此後,大多數人都接受俞平伯的意見,認為曹雪芹寫作時筆誤。近年來,也有學者陸續對俞平伯的觀點提出質疑。洒家我就不太認同俞老的觀點。原因如下: 清初大學者沈德潛在《說詩睟語》中就有“中聯以虛實對、流水對為上”之語。這說明林黛玉講“虛的對實的,實的對虛的”不是曹雪芹筆誤,而是寫林黛玉給香菱講詩時,重點“着意於意,而非詞”。俞先生把黛玉講的‘虛的’、‘實的’誤讀為虛字、實字,才對於古人視為上格的‘虛實對’作了誤判。黛玉的意思,是將對仗的上格教給香菱,有‘取法乎上’的意思。黛玉撇開流俗的套路,直接教以‘虛的對實的,實的對虛的’,就是要香菱初學寫詩就不要落入村學究對法的俗套。曹公原文明明的點出作詩的高妙:叫做‘不以詞害意’。 黛玉道:“正是這個道理。詞句究竟還是末事,第一立意要緊。若意趣真了,連詞句不用修飾,自是好的,這叫做‘不以詞害意’。”香菱笑道:“我只愛陸放翁的詩‘重簾不捲留香久,古硯微凹聚墨多’,說的真有趣!”黛玉道:“斷不可學這樣的詩。你們因不知詩,所以見了這淺近的就愛,一入了這個格局,再學不出來的。” 當然,作詩如能“意”和“律”兼顧,自然最好。若不能,老朽寧願舍“律”取“意”!曹公借黛玉之口,表達的也正是這個意思。 萬維的詩壇,高手如雲,歡迎方家拍磚指正!

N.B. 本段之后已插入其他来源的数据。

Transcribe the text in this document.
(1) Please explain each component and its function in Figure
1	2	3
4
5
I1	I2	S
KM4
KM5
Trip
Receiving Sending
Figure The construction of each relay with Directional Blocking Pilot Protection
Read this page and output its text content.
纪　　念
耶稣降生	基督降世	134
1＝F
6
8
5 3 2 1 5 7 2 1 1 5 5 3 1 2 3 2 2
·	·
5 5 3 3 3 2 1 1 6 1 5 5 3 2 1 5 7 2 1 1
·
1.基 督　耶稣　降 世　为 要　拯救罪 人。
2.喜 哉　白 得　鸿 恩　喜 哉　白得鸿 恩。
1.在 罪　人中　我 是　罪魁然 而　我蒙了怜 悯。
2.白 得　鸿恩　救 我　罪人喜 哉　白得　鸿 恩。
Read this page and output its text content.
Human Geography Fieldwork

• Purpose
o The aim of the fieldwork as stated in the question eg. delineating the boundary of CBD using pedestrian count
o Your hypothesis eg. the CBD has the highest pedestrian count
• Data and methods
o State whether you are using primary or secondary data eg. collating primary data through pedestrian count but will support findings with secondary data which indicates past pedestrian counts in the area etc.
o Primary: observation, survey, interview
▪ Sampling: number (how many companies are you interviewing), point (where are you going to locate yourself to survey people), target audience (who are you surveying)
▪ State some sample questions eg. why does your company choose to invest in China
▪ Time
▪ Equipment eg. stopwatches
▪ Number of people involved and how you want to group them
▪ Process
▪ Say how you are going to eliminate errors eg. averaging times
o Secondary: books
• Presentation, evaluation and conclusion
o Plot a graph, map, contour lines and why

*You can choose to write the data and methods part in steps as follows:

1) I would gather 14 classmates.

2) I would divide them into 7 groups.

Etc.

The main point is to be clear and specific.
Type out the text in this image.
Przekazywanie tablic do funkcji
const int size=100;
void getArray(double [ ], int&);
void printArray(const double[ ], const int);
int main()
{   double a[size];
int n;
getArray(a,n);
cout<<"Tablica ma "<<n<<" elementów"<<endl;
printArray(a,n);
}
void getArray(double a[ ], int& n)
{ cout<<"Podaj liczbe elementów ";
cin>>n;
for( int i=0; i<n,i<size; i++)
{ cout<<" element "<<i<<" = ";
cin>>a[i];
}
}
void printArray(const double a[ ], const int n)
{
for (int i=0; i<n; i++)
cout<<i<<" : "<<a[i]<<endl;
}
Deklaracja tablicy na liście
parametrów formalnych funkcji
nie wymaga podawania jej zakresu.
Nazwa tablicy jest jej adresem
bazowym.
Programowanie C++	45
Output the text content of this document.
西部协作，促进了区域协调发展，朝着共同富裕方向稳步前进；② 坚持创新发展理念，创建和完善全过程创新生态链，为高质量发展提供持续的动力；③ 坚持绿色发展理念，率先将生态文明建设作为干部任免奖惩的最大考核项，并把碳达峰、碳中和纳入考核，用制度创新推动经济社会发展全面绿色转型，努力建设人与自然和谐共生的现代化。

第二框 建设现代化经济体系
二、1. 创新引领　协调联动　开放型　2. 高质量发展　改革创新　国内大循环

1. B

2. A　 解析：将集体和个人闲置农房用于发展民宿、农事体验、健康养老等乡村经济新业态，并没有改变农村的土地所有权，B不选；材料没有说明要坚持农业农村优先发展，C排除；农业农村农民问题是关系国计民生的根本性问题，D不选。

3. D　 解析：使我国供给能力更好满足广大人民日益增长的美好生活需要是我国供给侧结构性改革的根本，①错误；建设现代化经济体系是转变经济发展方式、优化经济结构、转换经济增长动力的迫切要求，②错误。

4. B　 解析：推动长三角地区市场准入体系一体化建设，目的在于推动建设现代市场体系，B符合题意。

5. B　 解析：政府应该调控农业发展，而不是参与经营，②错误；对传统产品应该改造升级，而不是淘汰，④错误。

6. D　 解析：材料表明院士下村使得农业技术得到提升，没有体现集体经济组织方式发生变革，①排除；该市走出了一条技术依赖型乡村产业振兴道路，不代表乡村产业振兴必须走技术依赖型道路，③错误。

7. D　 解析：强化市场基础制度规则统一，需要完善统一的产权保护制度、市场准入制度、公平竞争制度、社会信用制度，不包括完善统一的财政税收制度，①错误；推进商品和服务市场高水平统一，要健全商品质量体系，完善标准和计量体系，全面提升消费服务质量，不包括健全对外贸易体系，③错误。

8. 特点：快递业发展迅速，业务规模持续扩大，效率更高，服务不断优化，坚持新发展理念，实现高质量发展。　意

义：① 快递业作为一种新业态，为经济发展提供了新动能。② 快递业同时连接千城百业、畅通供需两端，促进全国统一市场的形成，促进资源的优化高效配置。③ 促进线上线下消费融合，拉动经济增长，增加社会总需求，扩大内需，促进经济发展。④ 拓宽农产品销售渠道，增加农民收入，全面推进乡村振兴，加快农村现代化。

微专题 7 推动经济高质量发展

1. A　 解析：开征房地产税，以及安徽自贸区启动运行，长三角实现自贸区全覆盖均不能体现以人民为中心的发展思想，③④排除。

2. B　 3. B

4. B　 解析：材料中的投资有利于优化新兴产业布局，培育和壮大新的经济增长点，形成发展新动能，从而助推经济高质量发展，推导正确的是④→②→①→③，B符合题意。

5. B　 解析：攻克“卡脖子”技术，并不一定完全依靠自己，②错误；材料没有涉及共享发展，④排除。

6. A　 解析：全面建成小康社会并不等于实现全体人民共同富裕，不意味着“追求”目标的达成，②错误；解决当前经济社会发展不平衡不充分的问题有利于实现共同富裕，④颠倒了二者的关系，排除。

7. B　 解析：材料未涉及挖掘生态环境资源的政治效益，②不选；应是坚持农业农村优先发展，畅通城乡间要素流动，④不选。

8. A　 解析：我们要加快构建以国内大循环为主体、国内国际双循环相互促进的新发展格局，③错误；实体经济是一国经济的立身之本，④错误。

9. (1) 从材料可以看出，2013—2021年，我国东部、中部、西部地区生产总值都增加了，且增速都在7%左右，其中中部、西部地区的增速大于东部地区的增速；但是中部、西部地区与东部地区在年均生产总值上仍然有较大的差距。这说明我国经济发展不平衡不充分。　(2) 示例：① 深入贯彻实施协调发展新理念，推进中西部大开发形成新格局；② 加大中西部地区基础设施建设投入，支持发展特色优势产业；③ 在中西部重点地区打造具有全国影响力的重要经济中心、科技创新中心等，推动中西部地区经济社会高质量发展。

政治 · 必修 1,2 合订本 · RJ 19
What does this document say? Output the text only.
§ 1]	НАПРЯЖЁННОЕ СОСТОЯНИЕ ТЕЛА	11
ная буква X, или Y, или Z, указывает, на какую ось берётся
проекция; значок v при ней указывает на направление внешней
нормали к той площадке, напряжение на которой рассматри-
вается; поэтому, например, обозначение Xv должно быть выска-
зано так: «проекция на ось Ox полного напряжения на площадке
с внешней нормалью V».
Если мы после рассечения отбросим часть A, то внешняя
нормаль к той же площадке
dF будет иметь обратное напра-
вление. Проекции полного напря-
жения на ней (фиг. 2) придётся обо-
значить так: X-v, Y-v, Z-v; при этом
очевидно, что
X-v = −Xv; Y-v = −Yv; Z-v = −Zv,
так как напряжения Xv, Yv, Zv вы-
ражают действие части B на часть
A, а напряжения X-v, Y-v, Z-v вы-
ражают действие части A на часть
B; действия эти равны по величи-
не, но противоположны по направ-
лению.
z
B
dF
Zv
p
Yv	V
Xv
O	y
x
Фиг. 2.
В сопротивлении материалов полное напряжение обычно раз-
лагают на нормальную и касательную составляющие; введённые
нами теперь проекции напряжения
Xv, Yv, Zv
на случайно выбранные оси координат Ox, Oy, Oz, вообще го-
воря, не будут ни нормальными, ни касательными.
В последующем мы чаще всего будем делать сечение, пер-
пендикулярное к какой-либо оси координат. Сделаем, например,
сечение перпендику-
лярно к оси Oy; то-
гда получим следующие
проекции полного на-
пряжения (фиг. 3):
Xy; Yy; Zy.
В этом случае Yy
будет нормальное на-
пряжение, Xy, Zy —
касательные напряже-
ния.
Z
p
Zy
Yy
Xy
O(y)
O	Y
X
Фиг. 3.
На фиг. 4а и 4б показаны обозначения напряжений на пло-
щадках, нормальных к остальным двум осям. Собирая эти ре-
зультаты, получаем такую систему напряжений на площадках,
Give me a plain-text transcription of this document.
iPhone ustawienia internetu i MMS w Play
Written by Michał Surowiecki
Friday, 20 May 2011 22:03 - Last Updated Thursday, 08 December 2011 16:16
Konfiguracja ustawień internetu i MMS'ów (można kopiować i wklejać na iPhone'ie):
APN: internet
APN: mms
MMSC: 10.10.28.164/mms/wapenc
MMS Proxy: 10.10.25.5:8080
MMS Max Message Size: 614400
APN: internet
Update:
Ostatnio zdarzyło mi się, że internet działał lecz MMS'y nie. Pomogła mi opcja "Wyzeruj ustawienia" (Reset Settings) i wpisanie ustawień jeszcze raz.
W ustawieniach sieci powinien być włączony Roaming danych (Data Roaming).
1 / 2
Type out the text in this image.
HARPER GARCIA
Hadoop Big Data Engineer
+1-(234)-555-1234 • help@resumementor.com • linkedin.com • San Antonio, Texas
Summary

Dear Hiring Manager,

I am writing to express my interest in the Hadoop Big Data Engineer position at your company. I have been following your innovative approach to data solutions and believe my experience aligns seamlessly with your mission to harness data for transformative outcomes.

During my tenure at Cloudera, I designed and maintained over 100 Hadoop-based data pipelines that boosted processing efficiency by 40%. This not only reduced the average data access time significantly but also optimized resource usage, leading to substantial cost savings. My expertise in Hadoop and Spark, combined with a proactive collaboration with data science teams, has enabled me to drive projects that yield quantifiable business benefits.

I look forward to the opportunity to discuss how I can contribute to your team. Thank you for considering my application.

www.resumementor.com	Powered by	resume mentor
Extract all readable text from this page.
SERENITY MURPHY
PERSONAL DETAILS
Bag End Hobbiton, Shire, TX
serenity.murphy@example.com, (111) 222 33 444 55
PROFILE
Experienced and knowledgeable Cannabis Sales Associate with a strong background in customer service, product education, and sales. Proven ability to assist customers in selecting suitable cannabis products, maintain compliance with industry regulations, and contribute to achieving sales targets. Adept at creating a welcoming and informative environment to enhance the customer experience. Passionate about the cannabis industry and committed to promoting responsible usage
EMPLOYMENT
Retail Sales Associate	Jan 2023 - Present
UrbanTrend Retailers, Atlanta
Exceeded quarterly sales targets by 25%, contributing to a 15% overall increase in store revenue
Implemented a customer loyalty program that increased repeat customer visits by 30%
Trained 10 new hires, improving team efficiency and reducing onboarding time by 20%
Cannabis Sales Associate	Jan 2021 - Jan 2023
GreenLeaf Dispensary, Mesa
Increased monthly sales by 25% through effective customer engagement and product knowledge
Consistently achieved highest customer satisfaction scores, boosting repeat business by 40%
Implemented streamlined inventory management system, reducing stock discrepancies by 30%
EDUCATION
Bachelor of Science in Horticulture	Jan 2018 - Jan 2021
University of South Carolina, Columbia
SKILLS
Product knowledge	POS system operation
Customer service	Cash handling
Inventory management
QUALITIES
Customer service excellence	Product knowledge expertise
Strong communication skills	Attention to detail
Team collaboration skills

札後記: 作詩如此,唱戲又何嘗不是?只是‘不以詞害意’,可以改成‘不以音害意’!唱戲的第一要義,在於符合劇情,烘托氣氛,用以達到感染觀眾的目的。人們常說的,那誰誰唱戲“沒味兒”,指的就是這個。洒家覺得,整天強調“立音”,“耷拉音”,無異於緣木求魚也!套用林黛玉的那句話:“一入了這個格局,再學不出來的。”